Improving Baselayer Privacy with Dandelion++

Every once in a while, someone digs out a long discarded Bitcoin improvement proposal and annoys the fuck out of people much smarter than them. This is that.

Improving Baselayer Privacy with Dandelion++

Everybody knows: Bitcoin is not privacy software. While we are limited in adding privacy features to Bitcoin on the baselayer to avoid breaking fundamental assumptions – such as anonymized amounts – there are still improvements we can make which complicate the surveillance of interactions on the Bitcoin network. One such improvement is Dandelion++.

Dandelion is a propagation protocol designed to obfuscate where a Bitcoin transaction originated. To understand its benefits and trade offs, we first need to understand how Blockchain Surveillance firms ascribe transaction ownership in Bitcoin's peer-to-peer network.

By default, a Bitcoin full node establishes eight outbound connections to other peers on the network to distribute transactions between mempools. In Bitcoin's current propagation design, these transactions are sent simultaneously to all outbound peers, forwarding transactions across the network. This propagation process is called diffusion.

To determine where a transaction originated, Blockchain Surveillance firms operate so-called supernodes. A supernode attempts to establish as many connections to nodes on the peer-to-peer network as possible, and by doing so is able to tell where a transaction first appeared. This enables Blockchain Surveillance firms to tie your transactions to your node's IP address.

Linking Lion: An entity linking Bitcoin transactions to IPs? by 0xB10C, 2023 https://b10c.me/observations/06-linkinglion/

Dandelion prevents such deanonymization attacks because it does not announce transactions to all outbound peers. Instead, using Dandelion, a node chooses a single outbound peer to relay its transaction to. This peer chooses another single outbound peer, who chooses another single outbound peer, and so on and so forth. This is called the 'stem phase'.

Once the transaction has gained enough plausible deniability – i.e. is far enough away from their origin in the graph – a node which did not create the transaction relays it to all its outbound peers, and routing continues as usual. This is called the 'fluff phase'.

The easiest way to think about Dandelion routing may be to compare it to a Sneakernet. Say Alice wants to make a public announcement, but does not want the public to know that the message came from her. Alice may now choose to leave her message with Bob, who shares her message with Carol, who shares her message with David.

David can now announce Alice's message to the public, but only knows that the message came from Carol. Carol knows that she gave the message to David, but only knows that the message came from Bob. Bob knows that he gave the message to Carol and that the message came from Alice, but in our best case scenario where everyone uses Dandelion, has to assume that Alice may have gotten the message from someone else as well.

Dandelion: Privacy-Preserving Transaction Propagation in Bitcoin’s P2P Network, Guilia Fanti, Building on Bitcoin Lisbon 2018 https://building-on-bitcoin.com/docs/slides/Giulia_Fanti_BoB_2018.pdf

Dandelion essentially provides similar anonymity to the Bitcoin network as an Onion routed protocol, as relayers are only definitively aware of the hop before and the hop after them. So why not use Tor for all Bitcoin peer-to-peer traffic?

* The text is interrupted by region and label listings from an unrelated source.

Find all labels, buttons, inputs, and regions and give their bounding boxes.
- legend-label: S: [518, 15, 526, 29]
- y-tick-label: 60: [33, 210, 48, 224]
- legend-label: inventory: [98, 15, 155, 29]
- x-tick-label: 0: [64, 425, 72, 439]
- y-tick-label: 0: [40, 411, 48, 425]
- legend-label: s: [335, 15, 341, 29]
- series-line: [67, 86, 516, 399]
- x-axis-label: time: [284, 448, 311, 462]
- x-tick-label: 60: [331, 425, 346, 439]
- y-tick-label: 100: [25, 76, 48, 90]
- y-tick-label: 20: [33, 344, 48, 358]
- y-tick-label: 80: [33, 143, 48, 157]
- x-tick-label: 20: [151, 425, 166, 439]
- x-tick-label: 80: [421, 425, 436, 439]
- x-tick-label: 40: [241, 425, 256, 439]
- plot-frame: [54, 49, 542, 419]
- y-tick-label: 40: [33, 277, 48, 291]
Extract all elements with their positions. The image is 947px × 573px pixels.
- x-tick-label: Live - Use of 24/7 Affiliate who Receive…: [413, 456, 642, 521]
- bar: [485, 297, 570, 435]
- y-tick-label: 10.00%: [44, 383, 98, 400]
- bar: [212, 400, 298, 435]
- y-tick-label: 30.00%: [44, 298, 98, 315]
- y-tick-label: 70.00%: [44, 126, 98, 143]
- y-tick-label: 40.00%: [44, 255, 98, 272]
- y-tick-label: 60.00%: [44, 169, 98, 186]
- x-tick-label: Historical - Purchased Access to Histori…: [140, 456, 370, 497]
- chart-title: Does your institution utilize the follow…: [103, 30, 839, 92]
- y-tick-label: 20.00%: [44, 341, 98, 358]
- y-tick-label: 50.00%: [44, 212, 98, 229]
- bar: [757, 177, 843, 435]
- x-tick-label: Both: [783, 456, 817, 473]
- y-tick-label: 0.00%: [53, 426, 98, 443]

While desirable from a privacy perspective, there are many considerations that influence a node operator's decision to utilize the Tor network for transaction propagation, the main consideration being that it takes a certain level of expertise. The aim of Dandelion is to provide transaction origin privacy for anyone in the Bitcoin network regardless of technical capabilities.

Dandelion was first proposed for Bitcoin routing on the Bitcoin mailing list in 2018, and has since been improved in Dandelion++, Dandelion Lite and Clover, and has been implemented in privacy first currencies and protocols like Monero and Mimblewimble. On Bitcoin, the implementation of Dandelion was rejected due to Denial of Service concerns. Additionally, Dandelion may require the implementation of a stempool – meaning a second mempool dedicated to Dandelion stem phase propagation.

Maintaining Bitcoin's mempool is already a difficult task, and the development of a second mempool to maintain in addition may not be favorable from a complexity point of view. But times have changed from when the benefit of hiding transaction origins seemed small in light of development overhead.

Today, as even non-custodial Bitcoin service operators are starting to be held accountable for broadcasting transactions originating from undesirable jurisdictions and activities, revisiting the implementation of Dandelion++ may now prove fundamental to preserve the censorship resistance of the Bitcoin network.